109.   As such, the Tribunal finds that the applicant is unable or, owing to such fear, unwilling to avail himself of the protection of that country.

110.   Therefore, there is a real chance the applicant would suffer serious harm as contemplated by ss 91R(1)(b) and 91R(2) of the Act at the hands of the Sri Lankan authorities on return to Sri Lanka in the reasonably foreseeable future. The Tribunal find that the essential and significant reasons that the applicant will encounter serious harm will be his membership of a particular social group of Tamil Sri Lankans perceived to be wealthy or belonging to wealthy families, as per s 91R(1)(a) and that such serious harm would involve systematic and discriminatory conduct as per s 91R(1)(c).

111.   Accordingly, the Tribunal accepts that the applicant has a well-founded fear of persecution in Sri Lanka for a Convention reason.

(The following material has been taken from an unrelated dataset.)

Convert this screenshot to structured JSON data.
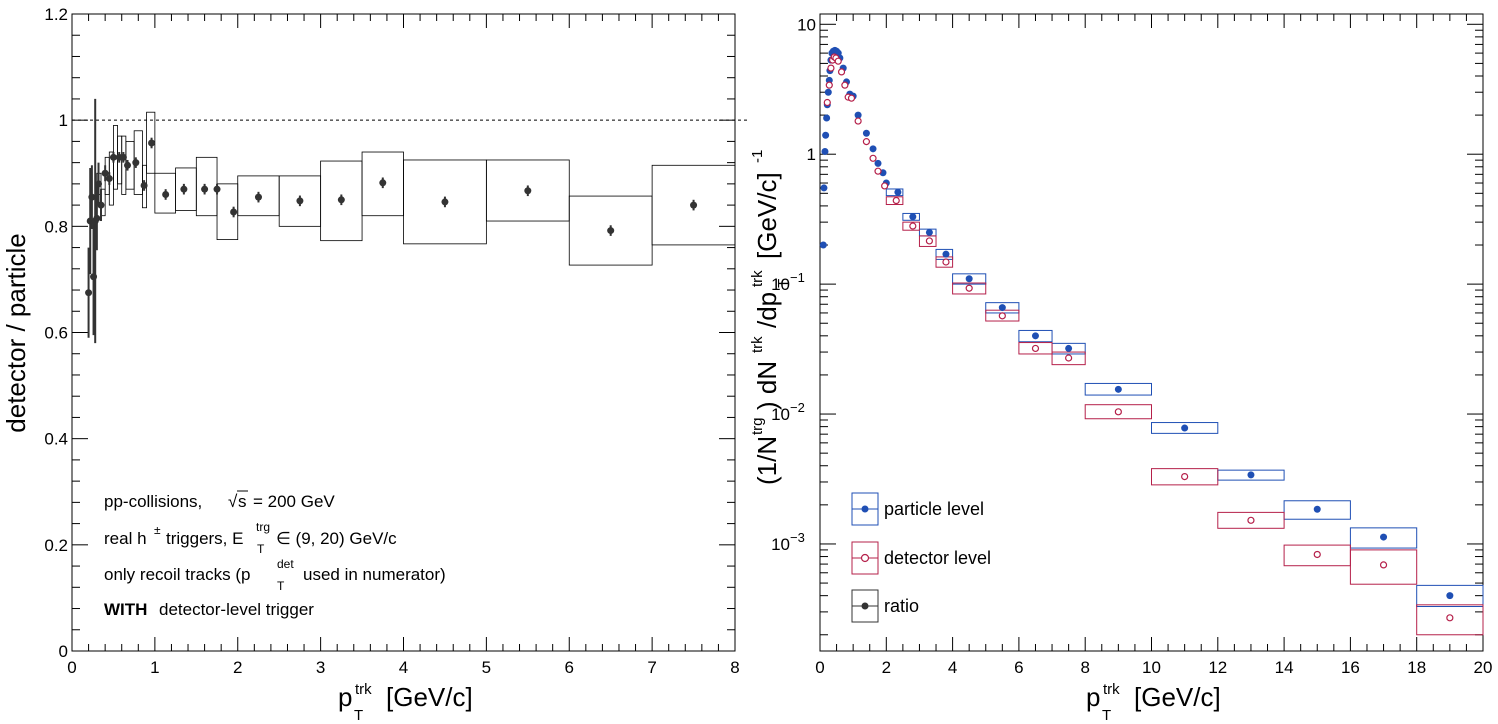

112.   With respect to the question of whether the applicant could relocate internally within Sri Lanka to avoid the harm he fears, the Tribunal notes that the applicant has a well-founded fear of persecution at the hands of the Sri Lankan authorities, who exist nationally. Given the widespread nature of corruption among policing, it will be possible for corrupt officials in one part of Sri Lanka to have the applicant arrested and detained in all other parts of Sri Lanka through vexatious warrants and accusations of the applicant being a threat to national security or as someone who breaches states of emergency laws.

113.   For the reasons set out above, the Tribunal is satisfied that the applicant satisfies Article 1A(2) of the Refugees Convention as amended by the Refugees Protocol.

114.   As mentioned above, s 36(3) of the Act does not apply in this matter.

Conclusion

115.   For the reasons given above, the Tribunal is satisfied that the applicant is a person in respect of whom Australia has protection obligations under the Refugees Convention.

116.   Therefore, the applicant satisfies the criterion set out in s 36(2)(a).

DECISION

117. The Tribunal remits the matter for reconsideration with the direction that the applicant satisfies s 36(2)(a) of the Migration Act.